Sin justicia no hay paz

En las protestas raciales desencadenadas en Estados Unidos, uno de los lemas que reflejan la indignación de la población de color que se siente maltratada por las autoridades es «Sin justicia no hay paz». Aquí en España, una petición tan elemental, tan consustancial con el anhelo universal de la Humanidad de vivir en sociedades en las que impere la justicia, no es considerada, ni exigida, ni puesta en práctica si quienes la invocan son las víctimas del terrorismo o la propia sociedad ultrajada por manifiestas injusticias cometidas desde ámbitos políticos y judiciales.

Aquí en España, el planteamiento es exactamente el contrario, si queremos «paz» ha de haber injusticia. Aquí se ha decidido que terminar con el terrorismo implica necesariamente otorgar la más injusta de las impunidades a los causantes de un dolor colectivo inmenso, y hacerlo con subterfugios y mentiras lacerantes, cediendo cobardemente a intolerables exigencias cuya consecuencia es que los asesinos y sus amigos -a los que se ha consentido que ocupen relevantes puestos políticos- se pasean sonrientes y satisfechos por las calles de los pueblos en los que mataron a tantos inocentes.
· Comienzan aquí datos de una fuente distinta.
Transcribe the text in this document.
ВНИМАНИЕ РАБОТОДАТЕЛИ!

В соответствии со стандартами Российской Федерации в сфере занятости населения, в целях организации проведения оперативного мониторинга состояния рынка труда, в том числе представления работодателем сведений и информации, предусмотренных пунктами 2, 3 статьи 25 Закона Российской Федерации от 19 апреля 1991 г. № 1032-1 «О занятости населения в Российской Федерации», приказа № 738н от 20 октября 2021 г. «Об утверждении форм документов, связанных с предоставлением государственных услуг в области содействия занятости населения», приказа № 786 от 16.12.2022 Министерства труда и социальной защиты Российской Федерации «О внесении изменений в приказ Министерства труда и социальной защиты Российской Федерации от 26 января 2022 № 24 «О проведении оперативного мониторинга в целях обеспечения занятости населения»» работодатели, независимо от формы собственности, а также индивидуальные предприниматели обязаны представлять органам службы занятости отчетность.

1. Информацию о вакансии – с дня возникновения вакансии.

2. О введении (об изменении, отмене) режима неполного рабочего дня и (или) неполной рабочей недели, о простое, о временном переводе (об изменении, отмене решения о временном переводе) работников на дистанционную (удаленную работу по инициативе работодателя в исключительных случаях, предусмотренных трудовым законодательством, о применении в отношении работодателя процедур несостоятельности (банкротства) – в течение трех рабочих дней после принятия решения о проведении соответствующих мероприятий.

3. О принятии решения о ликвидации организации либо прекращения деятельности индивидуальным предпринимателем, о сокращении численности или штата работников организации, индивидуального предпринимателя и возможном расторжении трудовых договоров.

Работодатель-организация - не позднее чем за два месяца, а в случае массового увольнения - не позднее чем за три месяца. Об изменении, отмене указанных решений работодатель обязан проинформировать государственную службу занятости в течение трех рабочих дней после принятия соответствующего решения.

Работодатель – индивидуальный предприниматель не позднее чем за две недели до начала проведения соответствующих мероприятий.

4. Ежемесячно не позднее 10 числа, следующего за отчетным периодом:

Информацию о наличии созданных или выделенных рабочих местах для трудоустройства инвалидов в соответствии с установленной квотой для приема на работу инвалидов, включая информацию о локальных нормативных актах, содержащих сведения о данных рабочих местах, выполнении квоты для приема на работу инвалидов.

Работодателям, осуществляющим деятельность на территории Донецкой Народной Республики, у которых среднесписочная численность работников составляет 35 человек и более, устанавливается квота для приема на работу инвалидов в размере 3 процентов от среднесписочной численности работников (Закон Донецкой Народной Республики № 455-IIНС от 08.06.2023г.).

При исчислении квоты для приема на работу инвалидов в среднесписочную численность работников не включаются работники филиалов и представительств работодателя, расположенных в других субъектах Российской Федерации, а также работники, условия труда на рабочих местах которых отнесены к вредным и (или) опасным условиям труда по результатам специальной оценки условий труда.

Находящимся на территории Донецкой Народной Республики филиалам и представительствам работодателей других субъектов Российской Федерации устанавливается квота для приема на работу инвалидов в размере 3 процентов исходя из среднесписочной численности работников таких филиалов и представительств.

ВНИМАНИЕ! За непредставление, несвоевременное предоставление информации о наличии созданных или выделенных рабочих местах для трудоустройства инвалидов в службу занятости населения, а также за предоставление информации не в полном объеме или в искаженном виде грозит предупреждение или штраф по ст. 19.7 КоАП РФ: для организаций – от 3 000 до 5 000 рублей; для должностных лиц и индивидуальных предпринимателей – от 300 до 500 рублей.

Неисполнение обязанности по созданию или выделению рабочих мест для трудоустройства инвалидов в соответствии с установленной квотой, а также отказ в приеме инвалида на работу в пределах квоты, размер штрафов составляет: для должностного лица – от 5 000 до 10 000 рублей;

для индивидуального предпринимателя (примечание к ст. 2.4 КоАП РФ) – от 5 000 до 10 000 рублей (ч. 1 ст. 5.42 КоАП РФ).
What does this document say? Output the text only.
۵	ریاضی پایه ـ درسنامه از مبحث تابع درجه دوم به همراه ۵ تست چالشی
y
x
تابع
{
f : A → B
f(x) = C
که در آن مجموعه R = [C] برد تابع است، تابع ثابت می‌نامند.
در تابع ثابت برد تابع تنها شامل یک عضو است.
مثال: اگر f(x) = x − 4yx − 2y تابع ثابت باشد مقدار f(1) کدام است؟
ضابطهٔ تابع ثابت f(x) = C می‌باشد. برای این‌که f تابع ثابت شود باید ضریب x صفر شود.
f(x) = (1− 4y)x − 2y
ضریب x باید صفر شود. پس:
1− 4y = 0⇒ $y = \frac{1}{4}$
«Los muertos no pueden llorar pidiendo justicia, es deber de los vivos hacerlo por ellos» es otro de los lemas que portaban en una pancarta los manifestantes que clamaban su rebelión por las calles de Nueva York. Así es. Qué honda verdad, qué carga de profundidad encierran los mensajes que estos días lanzan esos ciudadanos que se reconocen heridos en su dignidad, sometidos a la arbitrariedad, y que se sublevan contra ello. Aquí, en España, hemos reclamado justicia y hemos dado la batalla valientemente contra el terrorismo durante largas décadas de sufrimiento. Lo hemos hecho por ellos, porque era y es nuestro deber honrar su memoria y tomar su testigo. Ahora, sin embargo, nos vemos inermes ante el abandono de las autoridades e instituciones que han optado por una paz injusta, entreguista e indigna que abandona el legado de los héroes de la democracia para que los que tan salvajemente nos han atacado tomen el control político allí donde les interesa y reciban honores y reconocimientos en agradecimiento a las matanzas que cometieron.

«Los vuestros en el hoyo y los nuestros en casa», espetaban en el País Vasco hace menos de un año a las víctimas del terrorismo que homenajeaban a los caídos en los lugares en que fueron asesinados. Ese es el gran final que los poderes fácticos nos han preparado. Y aunque le echen la culpa a Europa, a los jueces o a quien se les ocurra, nosotros sabemos quién no está cumpliendo con el deber de los vivos de dar justicia a los muertos, como tan acertadamente reclaman los negros indignados en EEUU y como la intrínseca necesidad humana de que el bien prevalezca sobre el mal, demanda. En España, para nuestra vergüenza y dolor, han preferido una paz ignominiosa, rastrera y sin justicia.

Ana Velasco Vidal-Abarca es hija de Jesús Velasco, asesinado por ETA en 1980, y de Ana María Vidal-Abarca, fundadora de la Asociación de Víctimas del Terrorismo (AVT).